Elf offene Fragen, 12 besuchte Kommunen, 25 Minuten durchschnittliche Gesprächslänge, 500 Haustürgespräche, 5.102 Haustürbesuche, 55.000 aufgezeichnete Wörter im Datensatz. Die “Rückkehr zu den politisch Verlassenen” ist die erste qualitative Studie, die einen deutlichen Fokus auf jene Regionen legt, in welchen bei den vergangenen Wahlen der Front Nationale (FN) in Frankreich und die Alternative für Deutschland (AfD) hohe Stimmanteile einfahren konnten. Sie soll die Debatte über die „Antwort“ auf den Rechtsruck unterstützen und dient als qualitative Ergänzung zu repräsentativen Studien auf dem Gebiet.
“Die Wahlen in den beiden europäischen Kernländern boten uns die Möglichkeit, gesellschaftspolitische und kulturelle Entwicklungen in den Regionen, in denen sich die gesellschaftliche Spaltung überdurchschnittlich stark zeigt, in einem besonderen Umfeld zu verfolgen. Das Problem ist altbekannt: zu oft wird über diese Menschen gesprochen, statt mit ihnen. Wir sind vor Ort ins Gespräch gegangen, um besser zu verstehen, wie die Leute auf ihre Situation und die des Landes schauen”, so Philipp Sälhoff, Programmleiter Internationale Beziehungen bei Das Progressive Zentrum und Leiter des Projekts. “Wichtig waren dabei offene Fragen, die nicht unterbewusste Assoziationsketten in Gang setzen und ein starker Fokus auf das unmittelbare Lebensumfeld der Menschen.”

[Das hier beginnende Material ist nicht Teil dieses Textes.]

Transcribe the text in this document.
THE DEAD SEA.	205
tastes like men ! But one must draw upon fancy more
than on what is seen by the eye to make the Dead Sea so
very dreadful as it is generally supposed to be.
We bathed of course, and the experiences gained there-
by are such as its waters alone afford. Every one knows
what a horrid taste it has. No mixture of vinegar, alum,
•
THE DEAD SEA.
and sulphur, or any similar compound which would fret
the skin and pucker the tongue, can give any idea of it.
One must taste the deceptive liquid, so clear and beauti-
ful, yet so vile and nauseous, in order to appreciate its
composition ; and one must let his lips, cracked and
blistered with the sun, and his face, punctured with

Die Orte der Befragung waren:
Deutschland
- Berlin Marzahn-Hellersdorf
- Eisenhüttenstadt
- Fürstenwalde-Molkenberg
- Duisburg-Neumühl
- Gelsenkirchen-Ost
- Datteln-Meckinghoven
Frankreich
- Calais-Matisse-Toulouse-Lautrec
- Loon-Plage-Les Kempes
- Tournehem-sur-la-Hem
- Marseille 14-Centre Urbain
- Marignane-La Calagovière-Parc Camoin
- Arles-Mas-Thibert
Durchschnittsalter der Befragten: 48,8 Jahre
Geschlechterverteilung: 52% Männer, 48% Frauen
Befragungszeitraum: 05. – 14. September 2017 (Deutschland), 25. – 29. September 2017 (Frankreich)
Anzahl der Gespräche: 500
Die Gespräche wurden mit dem französischen Kampagnentechnologie-Unternehmen „Liegey Muller Pons“ durchgeführt. Die Studie wurde durch das Auswärtige Amt gefördert.